US 12,443,272 B2
	Proactive actions based on audio and body movement
Brian W. Temple, Santa Clara, CA (US); Devin W. Chalmers, Oakland, CA (US); and Thomas G. Salter, Foster City, CA (US)
Assigned to Apple Inc., Cupertino, CA (US)
Filed by Apple Inc., Cupertino, CA (US)
Filed on Mar. 8, 2022, as Appl. No. 17/689,460.
Claims priority of provisional application 63/159,503, filed on Mar. 11, 2021.
Prior Publication US 2022/0291743 A1, Sep. 15, 2022
Int. Cl.
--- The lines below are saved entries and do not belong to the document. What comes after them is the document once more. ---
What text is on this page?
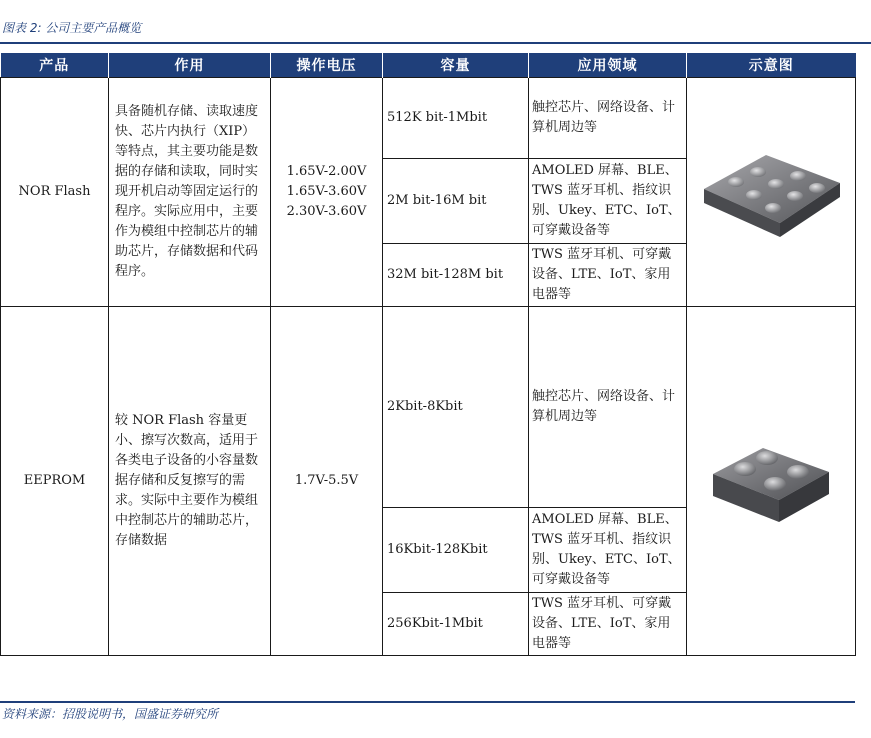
图表 2: 公司主要产品概览
产品	作用	操作电压	容量	应用领域	示意图
NOR Flash	具备随机存储、读取速度快、芯片内执行（XIP）等特点，其主要功能是数据的存储和读取，同时实现开机启动等固定运行的程序。实际应用中，主要作为模组中控制芯片的辅助芯片，存储数据和代码程序。	1.65V-2.00V
1.65V-3.60V
2.30V-3.60V	512K bit-1Mbit	触控芯片、网络设备、计算机周边等	

			2M bit-16M bit	AMOLED 屏幕、BLE、TWS 蓝牙耳机、指纹识别、Ukey、ETC、IoT、可穿戴设备等	
			32M bit-128M bit	TWS 蓝牙耳机、可穿戴设备、LTE、IoT、家用电器等	
EEPROM	较 NOR Flash 容量更小、擦写次数高，适用于各类电子设备的小容量数据存储和反复擦写的需求。实际中主要作为模组中控制芯片的辅助芯片，存储数据	1.7V-5.5V	2Kbit-8Kbit	触控芯片、网络设备、计算机周边等	

			16Kbit-128Kbit	AMOLED 屏幕、BLE、TWS 蓝牙耳机、指纹识别、Ukey、ETC、IoT、可穿戴设备等	
			256Kbit-1Mbit	TWS 蓝牙耳机、可穿戴设备、LTE、IoT、家用电器等	
资料来源：招股说明书，国盛证券研究所
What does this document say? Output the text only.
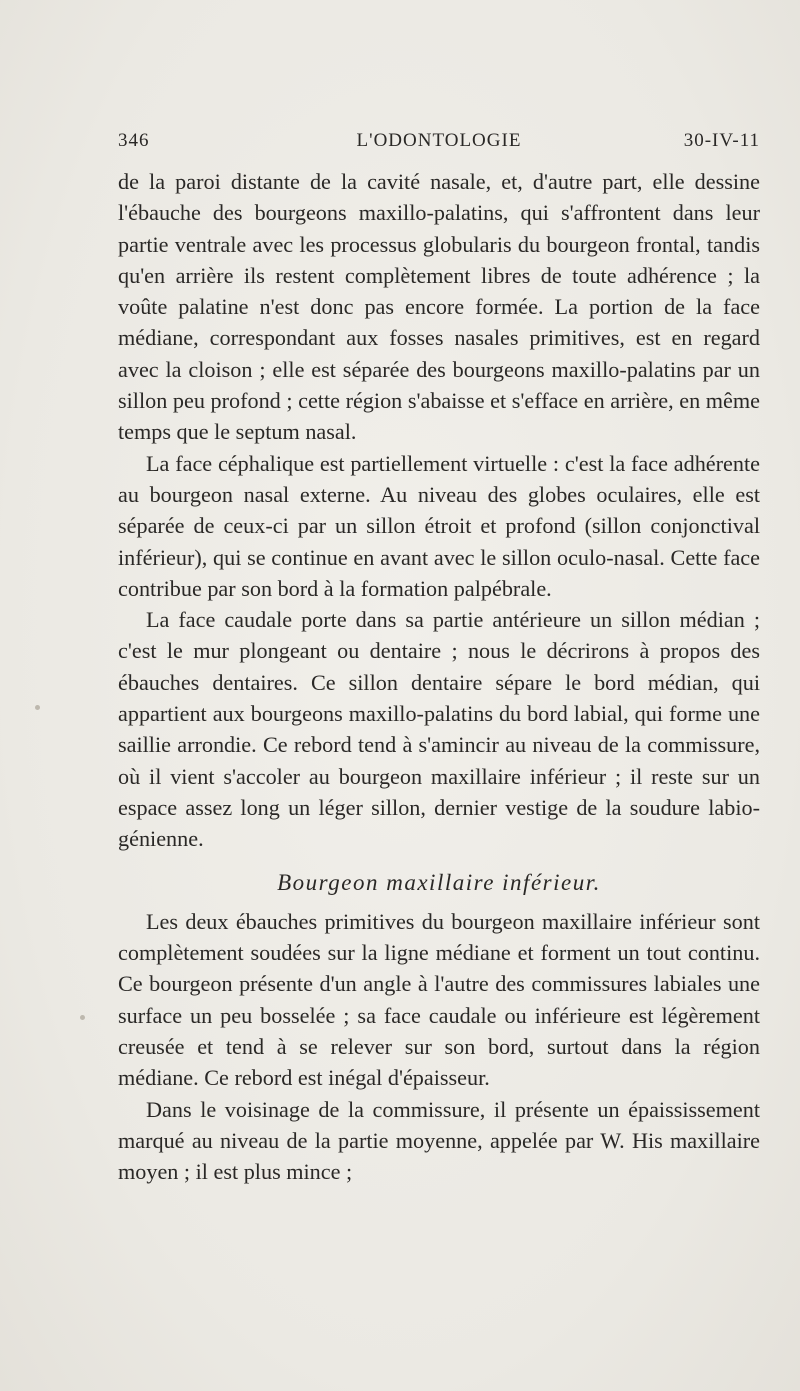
346	L'ODONTOLOGIE	30-IV-11

de la paroi distante de la cavité nasale, et, d'autre part, elle dessine l'ébauche des bourgeons maxillo-palatins, qui s'affrontent dans leur partie ventrale avec les processus globularis du bourgeon frontal, tandis qu'en arrière ils restent complètement libres de toute adhérence ; la voûte palatine n'est donc pas encore formée. La portion de la face médiane, correspondant aux fosses nasales primitives, est en regard avec la cloison ; elle est séparée des bourgeons maxillo-palatins par un sillon peu profond ; cette région s'abaisse et s'efface en arrière, en même temps que le septum nasal.

La face céphalique est partiellement virtuelle : c'est la face adhérente au bourgeon nasal externe. Au niveau des globes oculaires, elle est séparée de ceux-ci par un sillon étroit et profond (sillon conjonctival inférieur), qui se continue en avant avec le sillon oculo-nasal. Cette face contribue par son bord à la formation palpébrale.

La face caudale porte dans sa partie antérieure un sillon médian ; c'est le mur plongeant ou dentaire ; nous le décrirons à propos des ébauches dentaires. Ce sillon dentaire sépare le bord médian, qui appartient aux bourgeons maxillo-palatins du bord labial, qui forme une saillie arrondie. Ce rebord tend à s'amincir au niveau de la commissure, où il vient s'accoler au bourgeon maxillaire inférieur ; il reste sur un espace assez long un léger sillon, dernier vestige de la soudure labio-génienne.

Bourgeon maxillaire inférieur.

Les deux ébauches primitives du bourgeon maxillaire inférieur sont complètement soudées sur la ligne médiane et forment un tout continu. Ce bourgeon présente d'un angle à l'autre des commissures labiales une surface un peu bosselée ; sa face caudale ou inférieure est légèrement creusée et tend à se relever sur son bord, surtout dans la région médiane. Ce rebord est inégal d'épaisseur.

Dans le voisinage de la commissure, il présente un épaississement marqué au niveau de la partie moyenne, appelée par W. His maxillaire moyen ; il est plus mince ;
G06F 3/01 (2006.01); G06F 3/0481 (2022.01); G06F 3/16 (2006.01); G06V 40/16 (2022.01); G06V 40/20 (2022.01); G10L 25/51 (2013.01); G10L 25/78 (2013.01)
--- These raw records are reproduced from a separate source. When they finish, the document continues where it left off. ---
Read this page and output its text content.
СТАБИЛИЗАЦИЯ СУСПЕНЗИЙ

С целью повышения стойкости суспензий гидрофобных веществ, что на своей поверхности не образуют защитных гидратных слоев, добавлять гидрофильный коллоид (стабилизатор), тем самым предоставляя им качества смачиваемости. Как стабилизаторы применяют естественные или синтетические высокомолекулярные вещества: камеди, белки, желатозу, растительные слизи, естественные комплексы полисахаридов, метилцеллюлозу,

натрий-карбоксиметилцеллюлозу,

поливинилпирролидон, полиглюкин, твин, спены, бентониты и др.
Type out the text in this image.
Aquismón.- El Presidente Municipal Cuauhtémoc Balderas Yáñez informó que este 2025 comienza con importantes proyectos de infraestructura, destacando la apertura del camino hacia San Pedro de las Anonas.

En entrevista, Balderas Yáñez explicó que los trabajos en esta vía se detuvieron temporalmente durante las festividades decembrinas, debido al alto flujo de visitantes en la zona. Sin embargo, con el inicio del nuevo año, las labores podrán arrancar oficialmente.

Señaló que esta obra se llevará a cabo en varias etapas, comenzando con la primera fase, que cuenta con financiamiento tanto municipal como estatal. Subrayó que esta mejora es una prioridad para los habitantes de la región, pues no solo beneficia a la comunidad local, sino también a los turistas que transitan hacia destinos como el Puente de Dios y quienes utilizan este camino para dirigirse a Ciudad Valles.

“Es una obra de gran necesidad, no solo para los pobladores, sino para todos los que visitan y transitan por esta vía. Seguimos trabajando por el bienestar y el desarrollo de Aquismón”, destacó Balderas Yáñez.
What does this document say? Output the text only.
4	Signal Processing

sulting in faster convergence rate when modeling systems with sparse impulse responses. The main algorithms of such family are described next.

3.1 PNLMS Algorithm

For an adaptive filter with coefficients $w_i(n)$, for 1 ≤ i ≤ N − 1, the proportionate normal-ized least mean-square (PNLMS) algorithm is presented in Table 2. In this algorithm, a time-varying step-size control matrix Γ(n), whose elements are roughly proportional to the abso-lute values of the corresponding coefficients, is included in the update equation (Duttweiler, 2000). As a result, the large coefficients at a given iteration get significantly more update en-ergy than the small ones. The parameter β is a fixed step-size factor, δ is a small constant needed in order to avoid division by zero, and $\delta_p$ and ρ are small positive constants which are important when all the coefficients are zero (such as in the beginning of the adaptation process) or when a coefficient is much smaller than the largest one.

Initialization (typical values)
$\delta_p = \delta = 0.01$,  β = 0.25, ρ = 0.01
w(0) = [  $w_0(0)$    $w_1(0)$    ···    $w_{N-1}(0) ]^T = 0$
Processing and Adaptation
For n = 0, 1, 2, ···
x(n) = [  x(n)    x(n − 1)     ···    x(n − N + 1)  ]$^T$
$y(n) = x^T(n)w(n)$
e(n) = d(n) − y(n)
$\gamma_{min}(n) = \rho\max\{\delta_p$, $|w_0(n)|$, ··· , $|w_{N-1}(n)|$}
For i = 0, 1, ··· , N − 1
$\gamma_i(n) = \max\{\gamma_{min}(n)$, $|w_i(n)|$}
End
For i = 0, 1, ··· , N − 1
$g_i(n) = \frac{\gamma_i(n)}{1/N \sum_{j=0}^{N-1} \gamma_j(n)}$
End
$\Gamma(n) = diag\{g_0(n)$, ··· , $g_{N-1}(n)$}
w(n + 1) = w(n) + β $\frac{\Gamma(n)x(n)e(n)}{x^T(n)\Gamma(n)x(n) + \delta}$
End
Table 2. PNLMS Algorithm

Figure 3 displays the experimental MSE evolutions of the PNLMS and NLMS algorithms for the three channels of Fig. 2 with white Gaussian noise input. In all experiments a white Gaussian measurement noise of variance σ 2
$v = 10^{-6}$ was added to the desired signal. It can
CPC G06F 3/012 (2013.01) [G06F 3/013 (2013.01); G06F 3/0481 (2013.01); G06F 3/16 (2013.01); G06V 40/174 (2022.01); G06V 40/20 (2022.01); G10L 25/51 (2013.01); G10L 25/78 (2013.01); G10H 2210/076 (2013.01)]

18 Claims

1. A method comprising,

at an electronic device having a processor:

obtaining first sensor data and second sensor data corresponding to a physical environment, the first sensor data corresponding to audio in the physical environment and the second sensor data corresponding to a body movement in the physical environment;

selectively switching to different power states on the electronic device based on multiple triggers identified at the electronic device, where selectively switching through the different power states comprises:

detecting, based on the second sensor data, that the body movement corresponds to a type of body movement indicative of user interest in music;

based on detecting that the body movement corresponds to the type of body movement indicative of user interest in music, selectively triggering performance of audio analysis to determine if music is playing based on the first sensor data;

determining that music is playing based on the audio analysis;

based on determining that music is playing, selectively triggering performance of a comparison of audio elements with one or more aspects of the body movement, based on the first sensor data and the second sensor data;

identifying a time-based relationship between one or more elements of the audio and one or more aspects of the body movement via at least the comparison;

based on identifying the time-based relationship, selectively triggering performance of a source attribute identification process; and

identifying an interest in content of the audio based at least on the source attribute identification process;

determining to wait to provide one or more features based on a user state corresponding to the user being busy; and

providing one or more features based on identifying the interest in the content, wherein a timing of providing the one or more features comprises waiting based on the user state corresponding to the user being busy.